LOL. Complete BS. Ask anybody that has flown on United more than once and you will know that “people” (customers, employees) are not on the list of what he cares about.
Look no further than MileagePlus and what Kirby has done to it. He had a great opportunity to do something that actually showed he cared about customers but he instead did the opposite. Bullsh*t talks, money walks…Kirby knows this.
edit: **Bullsh*t walks, money talks. — I should have let Kirby come on here and correct me on that one.
This guy is full of BS!!! If he really care about people he should give up his bonus and use that to keep a bunch of employees that would be let go. He only cares about his pocket.
He did give up his bonus and his salary…
BS!!! The guy is loaded on stock options and other incentives.
he did give up bonus and salary!
Right, that’s why the very first thing he tried to do was furlough the employees hours and slash full time to part time almost immediately after taking the money from the cares act.
God bless the IAM who put a stop to it along with various congressmen, senators and governors….
„Taking care of people“! Really? BS
He closed the foreign bases in NRT, HKG and FRA, with flight attendants who had a seniority of 20+ years and were ABOVE the furlough seniority line in the US. Those flight attendants were the backbone of the international travel routes of United. They were just laid off, separated from the company, not even with the right to get recalled like junior flight attendants in the US. A CEO with a 2-year United seniority, decides over careers and lives over 900 flight attendant who are with United almost 25+ years! What a shame, injustice and careless
What a load of BS! While he may -may- be the right person to lead United tight now since he’s a soulless bean counter and we are in a pandemic, the sum of his actions since joining United have been anathema to what he professes.
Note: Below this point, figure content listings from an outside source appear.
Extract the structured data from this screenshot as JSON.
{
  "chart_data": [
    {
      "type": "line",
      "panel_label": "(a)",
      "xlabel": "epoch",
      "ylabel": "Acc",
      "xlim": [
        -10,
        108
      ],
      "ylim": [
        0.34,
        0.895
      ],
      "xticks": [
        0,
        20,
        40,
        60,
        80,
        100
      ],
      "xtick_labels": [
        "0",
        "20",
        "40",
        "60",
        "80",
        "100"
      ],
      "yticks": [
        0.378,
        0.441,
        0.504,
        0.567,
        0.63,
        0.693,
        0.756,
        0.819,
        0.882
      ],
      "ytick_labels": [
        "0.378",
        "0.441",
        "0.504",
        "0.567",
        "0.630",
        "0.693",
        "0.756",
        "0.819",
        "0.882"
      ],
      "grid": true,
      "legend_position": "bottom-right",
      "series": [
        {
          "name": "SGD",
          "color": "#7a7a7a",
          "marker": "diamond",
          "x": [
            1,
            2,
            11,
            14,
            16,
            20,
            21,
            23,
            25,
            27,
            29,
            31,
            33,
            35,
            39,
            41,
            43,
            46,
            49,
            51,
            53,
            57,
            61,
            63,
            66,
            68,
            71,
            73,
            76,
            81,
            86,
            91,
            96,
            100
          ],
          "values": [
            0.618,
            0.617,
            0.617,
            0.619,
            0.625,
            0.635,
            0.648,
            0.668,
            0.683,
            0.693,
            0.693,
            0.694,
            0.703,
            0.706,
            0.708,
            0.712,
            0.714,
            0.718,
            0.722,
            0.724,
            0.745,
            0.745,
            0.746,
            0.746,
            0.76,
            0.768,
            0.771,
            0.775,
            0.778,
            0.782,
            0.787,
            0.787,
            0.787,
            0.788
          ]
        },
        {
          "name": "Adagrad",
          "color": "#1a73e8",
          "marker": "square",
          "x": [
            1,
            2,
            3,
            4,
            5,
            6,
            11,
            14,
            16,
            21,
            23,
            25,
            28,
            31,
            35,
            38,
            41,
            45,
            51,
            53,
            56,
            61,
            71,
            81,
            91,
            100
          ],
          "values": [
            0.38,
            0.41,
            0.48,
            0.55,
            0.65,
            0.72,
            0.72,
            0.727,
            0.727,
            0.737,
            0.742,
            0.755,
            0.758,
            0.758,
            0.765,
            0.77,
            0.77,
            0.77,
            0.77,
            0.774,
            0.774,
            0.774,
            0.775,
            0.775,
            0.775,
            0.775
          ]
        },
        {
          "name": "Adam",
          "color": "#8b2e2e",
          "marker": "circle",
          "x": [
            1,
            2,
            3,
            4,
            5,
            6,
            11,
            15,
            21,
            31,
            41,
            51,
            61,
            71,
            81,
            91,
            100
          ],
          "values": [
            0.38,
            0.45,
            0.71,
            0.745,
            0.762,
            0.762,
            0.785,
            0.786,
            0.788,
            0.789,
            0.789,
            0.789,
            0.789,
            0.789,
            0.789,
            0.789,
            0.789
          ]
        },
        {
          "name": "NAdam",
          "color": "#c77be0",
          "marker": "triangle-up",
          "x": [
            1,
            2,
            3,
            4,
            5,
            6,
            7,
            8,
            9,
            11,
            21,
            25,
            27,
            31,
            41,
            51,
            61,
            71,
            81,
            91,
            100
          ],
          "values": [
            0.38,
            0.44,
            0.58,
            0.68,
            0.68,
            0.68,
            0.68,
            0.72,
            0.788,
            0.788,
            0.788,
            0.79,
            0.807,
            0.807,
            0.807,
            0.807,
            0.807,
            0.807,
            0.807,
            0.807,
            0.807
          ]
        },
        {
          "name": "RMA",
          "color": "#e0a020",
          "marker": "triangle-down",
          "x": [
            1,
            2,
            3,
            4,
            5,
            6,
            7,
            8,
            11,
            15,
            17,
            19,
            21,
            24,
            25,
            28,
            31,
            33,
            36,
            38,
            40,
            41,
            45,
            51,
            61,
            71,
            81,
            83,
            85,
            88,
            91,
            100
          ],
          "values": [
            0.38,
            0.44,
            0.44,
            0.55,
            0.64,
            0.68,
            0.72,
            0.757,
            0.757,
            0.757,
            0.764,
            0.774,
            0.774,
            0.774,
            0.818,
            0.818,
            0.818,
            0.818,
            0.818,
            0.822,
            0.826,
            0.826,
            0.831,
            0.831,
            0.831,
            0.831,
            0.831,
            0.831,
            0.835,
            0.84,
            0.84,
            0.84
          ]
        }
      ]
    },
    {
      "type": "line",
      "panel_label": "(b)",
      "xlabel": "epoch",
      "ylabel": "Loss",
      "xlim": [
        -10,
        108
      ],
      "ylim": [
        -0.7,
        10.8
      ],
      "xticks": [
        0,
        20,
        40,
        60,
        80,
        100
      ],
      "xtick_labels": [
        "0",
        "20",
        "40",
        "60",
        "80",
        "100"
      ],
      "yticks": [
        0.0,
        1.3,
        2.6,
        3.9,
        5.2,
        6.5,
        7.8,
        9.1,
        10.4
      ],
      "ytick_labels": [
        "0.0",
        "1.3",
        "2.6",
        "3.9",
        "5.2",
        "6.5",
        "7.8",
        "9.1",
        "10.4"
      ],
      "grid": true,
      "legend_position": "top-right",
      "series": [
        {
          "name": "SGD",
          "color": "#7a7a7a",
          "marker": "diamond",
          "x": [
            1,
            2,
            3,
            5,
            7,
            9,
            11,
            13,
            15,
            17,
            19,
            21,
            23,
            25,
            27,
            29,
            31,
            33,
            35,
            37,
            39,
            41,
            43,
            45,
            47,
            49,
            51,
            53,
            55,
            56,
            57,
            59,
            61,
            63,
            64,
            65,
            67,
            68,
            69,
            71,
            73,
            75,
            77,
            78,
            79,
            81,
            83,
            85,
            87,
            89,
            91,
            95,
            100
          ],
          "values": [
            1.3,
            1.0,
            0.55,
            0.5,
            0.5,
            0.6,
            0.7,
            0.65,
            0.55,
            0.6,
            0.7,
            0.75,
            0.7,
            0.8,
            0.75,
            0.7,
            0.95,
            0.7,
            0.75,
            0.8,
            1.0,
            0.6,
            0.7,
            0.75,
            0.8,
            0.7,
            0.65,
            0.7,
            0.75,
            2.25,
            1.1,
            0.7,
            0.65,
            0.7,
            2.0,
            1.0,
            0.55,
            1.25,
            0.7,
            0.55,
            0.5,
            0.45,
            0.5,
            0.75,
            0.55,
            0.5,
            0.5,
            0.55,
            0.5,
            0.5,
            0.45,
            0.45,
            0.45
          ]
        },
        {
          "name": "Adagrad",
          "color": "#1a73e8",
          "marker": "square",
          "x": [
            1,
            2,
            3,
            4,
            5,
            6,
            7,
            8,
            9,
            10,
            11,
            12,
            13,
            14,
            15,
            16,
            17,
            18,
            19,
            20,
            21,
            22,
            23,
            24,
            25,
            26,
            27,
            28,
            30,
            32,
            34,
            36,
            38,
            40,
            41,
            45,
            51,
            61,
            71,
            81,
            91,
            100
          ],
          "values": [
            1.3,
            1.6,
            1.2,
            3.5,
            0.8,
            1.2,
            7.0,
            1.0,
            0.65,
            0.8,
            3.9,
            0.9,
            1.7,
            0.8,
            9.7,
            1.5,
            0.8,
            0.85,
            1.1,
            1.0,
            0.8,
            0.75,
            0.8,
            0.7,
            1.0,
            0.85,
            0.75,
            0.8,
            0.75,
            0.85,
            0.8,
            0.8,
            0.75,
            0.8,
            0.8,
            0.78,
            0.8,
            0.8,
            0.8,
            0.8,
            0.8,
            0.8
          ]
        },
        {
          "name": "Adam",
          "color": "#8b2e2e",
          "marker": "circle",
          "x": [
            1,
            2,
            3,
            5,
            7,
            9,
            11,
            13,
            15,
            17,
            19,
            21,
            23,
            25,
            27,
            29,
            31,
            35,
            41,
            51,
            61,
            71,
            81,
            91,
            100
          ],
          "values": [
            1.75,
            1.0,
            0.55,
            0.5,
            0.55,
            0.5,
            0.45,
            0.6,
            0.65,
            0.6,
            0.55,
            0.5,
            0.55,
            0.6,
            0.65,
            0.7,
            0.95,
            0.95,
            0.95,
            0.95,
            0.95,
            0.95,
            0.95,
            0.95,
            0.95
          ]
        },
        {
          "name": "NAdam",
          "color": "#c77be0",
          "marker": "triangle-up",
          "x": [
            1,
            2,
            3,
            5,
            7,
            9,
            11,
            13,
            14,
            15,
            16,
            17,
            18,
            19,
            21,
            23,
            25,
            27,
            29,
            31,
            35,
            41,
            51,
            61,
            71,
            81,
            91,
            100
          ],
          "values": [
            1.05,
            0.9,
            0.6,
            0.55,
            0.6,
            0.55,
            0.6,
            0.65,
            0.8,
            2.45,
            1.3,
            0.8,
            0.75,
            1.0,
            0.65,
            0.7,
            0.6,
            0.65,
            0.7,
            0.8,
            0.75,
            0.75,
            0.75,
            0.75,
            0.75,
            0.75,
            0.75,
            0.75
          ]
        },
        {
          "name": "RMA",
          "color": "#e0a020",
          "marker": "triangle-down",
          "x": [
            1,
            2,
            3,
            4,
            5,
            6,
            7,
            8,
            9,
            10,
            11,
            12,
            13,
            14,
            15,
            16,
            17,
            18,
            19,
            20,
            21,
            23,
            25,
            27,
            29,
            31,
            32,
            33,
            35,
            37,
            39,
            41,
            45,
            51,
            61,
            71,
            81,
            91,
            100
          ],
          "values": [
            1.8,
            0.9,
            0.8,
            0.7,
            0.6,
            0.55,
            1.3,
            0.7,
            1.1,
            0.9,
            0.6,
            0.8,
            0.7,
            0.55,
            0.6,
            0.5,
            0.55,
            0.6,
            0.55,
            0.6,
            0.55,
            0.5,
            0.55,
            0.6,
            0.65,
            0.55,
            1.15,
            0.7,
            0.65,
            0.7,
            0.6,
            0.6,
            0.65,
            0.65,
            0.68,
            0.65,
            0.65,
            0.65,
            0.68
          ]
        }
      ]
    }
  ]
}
He’s made things substantially worse for employees and customers but now he pretends that’s not the case? That shows that he absolutely cannot be trusted.
only time will tell whether he is/will be a good CEO, a great CEO, or a mediocre CEO. No matter what he does he can’t be worse than Jeffy. i’m just hoping to be around to make that judgement in the future.
Odious man ( par for the course for airline CEOs); he presents a variation on the ‘trust me, I’m human, I care about you more than my stockholders’ and asks us to accept it? Hah!
+1. The thing is that it wouldn’t be that bad if he simply admitted to being an odious man who only cares about the numbers. He’d still be an intensely unpleasant person but no one could complain about hypocrisy or lies and you’d know what to expect. Rather like the old Spirit CEO.
Uh, tell that to the thousands of Expressjet employees, flying as a United Express carrier, that now have no job.